STRO-1 expression was used for the characterization of human dental pulp stem cells, which is one of the best-known mesenchymal stem cell (MSC) markers.[19] It was demonstrated that STRO-1 and CD34 markers expressed more in DPSCs isolated by enzymatic digestion in comparison with outgrowth.[20] STRO-1 antibody recognizes a cell surface antigen expressed by bone marrow stromal cells and stromal precursors.[21] It has been shown that STRO-1 expression was higher in Group C (PRF + nHA), Group B (PRF), Group D (PRF + DC) when compared to Group A (Control). This suggests that the addition of PRF and modified PRF were able to induce the proliferation of immature HDPSCs. Stewart et al. demonstrated the expression of STRO-1 in cultures of BMSCs and in established human osteosarcoma cell lines in vitro and concluded that its expression was characteristic of less well-differentiated cells.[21]

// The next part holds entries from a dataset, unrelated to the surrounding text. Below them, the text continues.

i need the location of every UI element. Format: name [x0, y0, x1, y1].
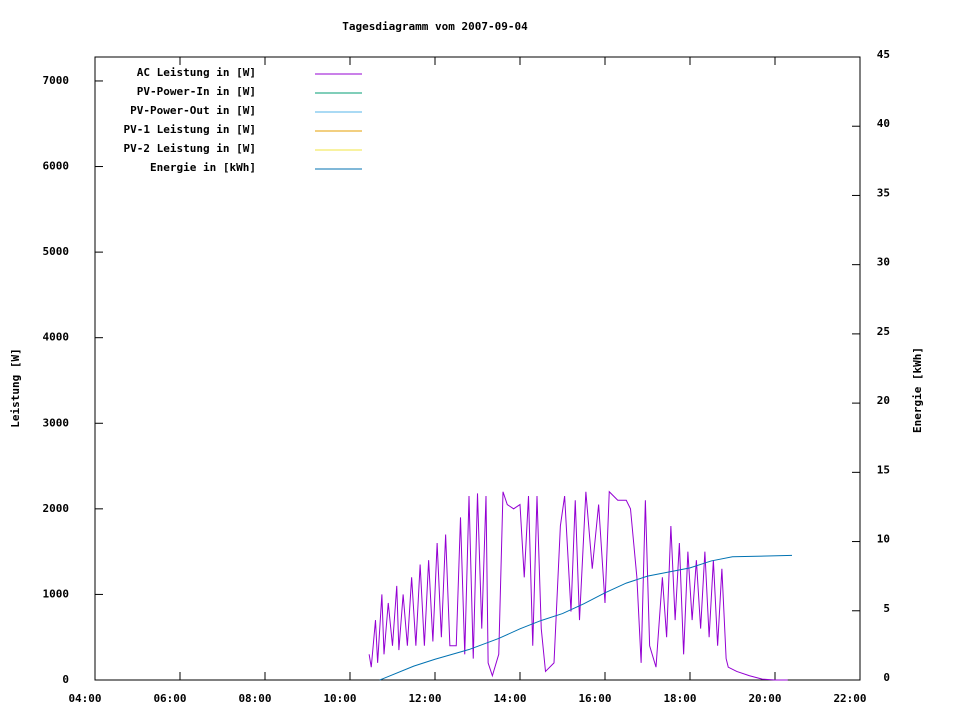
y-tick-label: 7000 [43, 74, 70, 87]
y2-tick-label: 30 [877, 256, 890, 269]
x-tick-label: 22:00 [833, 692, 866, 705]
y-axis-label: Leistung [W] [9, 348, 22, 427]
x-tick-label: 20:00 [748, 692, 781, 705]
legend-label: PV-1 Leistung in [W] [124, 123, 256, 136]
y-tick-label: 1000 [43, 587, 70, 600]
legend-label: PV-Power-In in [W] [137, 85, 256, 98]
x-tick-label: 12:00 [408, 692, 441, 705]
y2-tick-label: 0 [883, 671, 890, 684]
y2-tick-label: 45 [877, 48, 890, 61]
y-tick-label: 2000 [43, 502, 70, 515]
x-tick-label: 06:00 [153, 692, 186, 705]
y-tick-label: 4000 [43, 331, 70, 344]
y-tick-label: 0 [62, 673, 69, 686]
plot-frame [94, 56, 861, 681]
x-tick-label: 16:00 [578, 692, 611, 705]
x-tick-label: 10:00 [323, 692, 356, 705]
chart-title: Tagesdiagramm vom 2007-09-04 [342, 20, 528, 33]
x-tick-label: 08:00 [238, 692, 271, 705]
y2-tick-label: 35 [877, 186, 890, 199]
y-tick-label: 6000 [43, 160, 70, 173]
y-tick-label: 3000 [43, 416, 70, 429]
y2-tick-label: 5 [883, 602, 890, 615]
y2-tick-label: 20 [877, 394, 890, 407]
legend-label: PV-2 Leistung in [W] [124, 142, 256, 155]
x-tick-label: 14:00 [493, 692, 526, 705]
legend-label: AC Leistung in [W] [137, 66, 256, 79]
y2-tick-label: 25 [877, 325, 890, 338]
series-line [379, 554, 793, 681]
x-tick-label: 04:00 [68, 692, 101, 705]
y2-tick-label: 10 [877, 533, 890, 546]
series-line [368, 490, 788, 681]
legend-label: PV-Power-Out in [W] [130, 104, 256, 117]
legend-label: Energie in [kWh] [150, 161, 256, 174]
y2-axis-label: Energie [kWh] [911, 347, 924, 433]
y-tick-label: 5000 [43, 245, 70, 258]
y2-tick-label: 40 [877, 117, 890, 130]
y2-tick-label: 15 [877, 463, 890, 476]
x-tick-label: 18:00 [663, 692, 696, 705]
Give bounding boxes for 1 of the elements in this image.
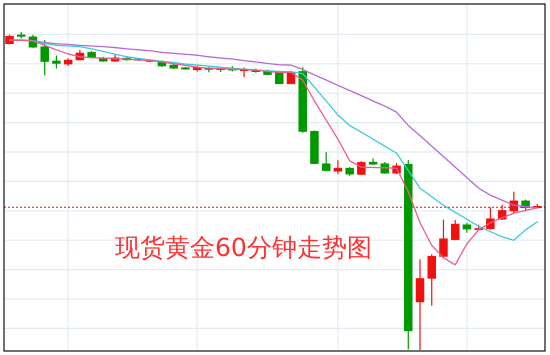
- annotation: 现货黄金60分钟走势图: [115, 233, 372, 262]
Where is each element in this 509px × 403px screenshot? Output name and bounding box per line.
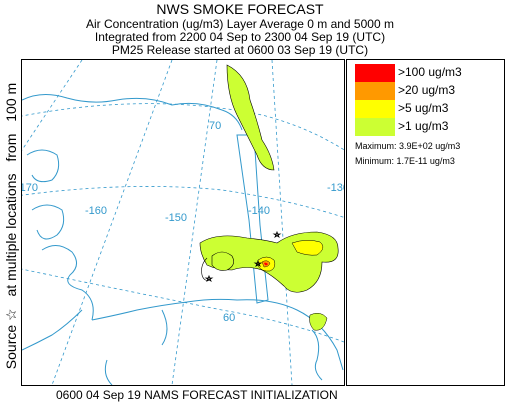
legend-row-1: >1 ug/m3 xyxy=(355,118,503,136)
north-coast xyxy=(22,94,243,131)
lon-line-150 xyxy=(171,60,218,385)
from-label: from xyxy=(3,133,19,162)
release-info: PM25 Release started at 0600 03 Sep 19 (… xyxy=(111,43,369,57)
lon-line-130 xyxy=(271,60,293,385)
plume-5-east xyxy=(291,240,324,256)
plume-north xyxy=(226,64,275,171)
forecast-title: NWS SMOKE FORECAST xyxy=(156,1,324,17)
map-svg: -170 -160 -150 -140 -130 70 60 xyxy=(22,60,344,385)
kodiak xyxy=(161,309,168,346)
legend-label-100: >100 ug/m3 xyxy=(398,65,462,79)
lon-line-160 xyxy=(51,60,173,385)
source-label: Source ☆ xyxy=(3,308,19,370)
peninsula xyxy=(22,309,83,351)
lon-label-160: -160 xyxy=(85,205,107,217)
legend-row-5: >5 ug/m3 xyxy=(355,100,503,118)
panhandle xyxy=(311,329,323,381)
concentration-subtitle: Air Concentration (ug/m3) Layer Average … xyxy=(86,17,394,31)
legend-swatch-5 xyxy=(355,100,395,118)
legend-row-20: >20 ug/m3 xyxy=(355,82,503,100)
source-stars xyxy=(204,230,282,282)
plume-100 xyxy=(264,262,268,266)
source-side-label: Source ☆ at multiple locations from 100 … xyxy=(3,61,19,391)
smoke-plumes xyxy=(199,64,339,331)
plume-southeast xyxy=(309,312,328,331)
legend-label-20: >20 ug/m3 xyxy=(398,83,456,97)
forecast-initialization: 0600 04 Sep 19 NAMS FORECAST INITIALIZAT… xyxy=(56,388,338,402)
coastlines xyxy=(22,94,344,385)
legend-swatch-100 xyxy=(355,64,395,82)
legend-swatch-1 xyxy=(355,118,395,136)
forecast-map[interactable]: -170 -160 -150 -140 -130 70 60 xyxy=(21,59,345,386)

Alizarin red assay results showed highly positive stained mineralized nodules for all groups except the control group. Group C (PRF + nHA) had more positively stained mineralized nodules compared to Group D (PRF + DC). The increased differentiation potential of Group C (PRF + nHA) might be attributed to the difference in their chemical composition and surface topography. Evidence shows that surface properties of grafts play an important role in their biological properties and function under in vitro and in vivo conditions.[22] nHA is similar to the natural mineral phase in dental hard tissue building unit (calcium and phosphates) and have special biological and physicochemical properties.[23] The hydration reaction of nHA with physiological fluids results in appropriate Ca2+ concentrations and alkaline pH (10–12) that have been shown to favor cell proliferation and differentiation, forming strong mineralized interface.[24] Wang et al. developed a hybrid composite of MSC sheets with nanoscale hydroxyapatite (nano-HA) and autologous PRF granules for enhanced bone formation within a critical-sized rabbit cranial defect.[25] The percentage of new bone in the MSC/PRF group (35.7 ± 5.1%) was found to be significantly higher than that in the MSC (18.3 ± 3.2%; P < 0.05) and empty defect groups (4.7 ± 1.5%; P < 0.05).

Furthermore, the osteoinductive and osteoconductive properties varies according to the size and shape of dentin particles.[15] DepD and DemD samples had a smoother and more homogenous surface than RD samples.[15] This is especially important because smoother surfaces are more suitable for proliferation and differentiation of osteoblasts, while rougher surfaces can trigger a response by macrophages and subsequent bone loss.[15]

CONCLUSIONS

The combination of these bioactive materials (nHA and DC) with PRF has got synergistic effect than when PRF used alone and has promising properties to serve the best for the future. Considering the limitations of this study, further studies must be carried out with different methods of preparation of these radiopacifiers (nHA and DC) for the better properties. And also, experimental studies are needed to elucidate the anti-inflammatory effect of PRF on the regulation of odontoblastic differentiation.

Financial support and sponsorship

Nil.

Conflicts of interest

There are no conflicts of interest?.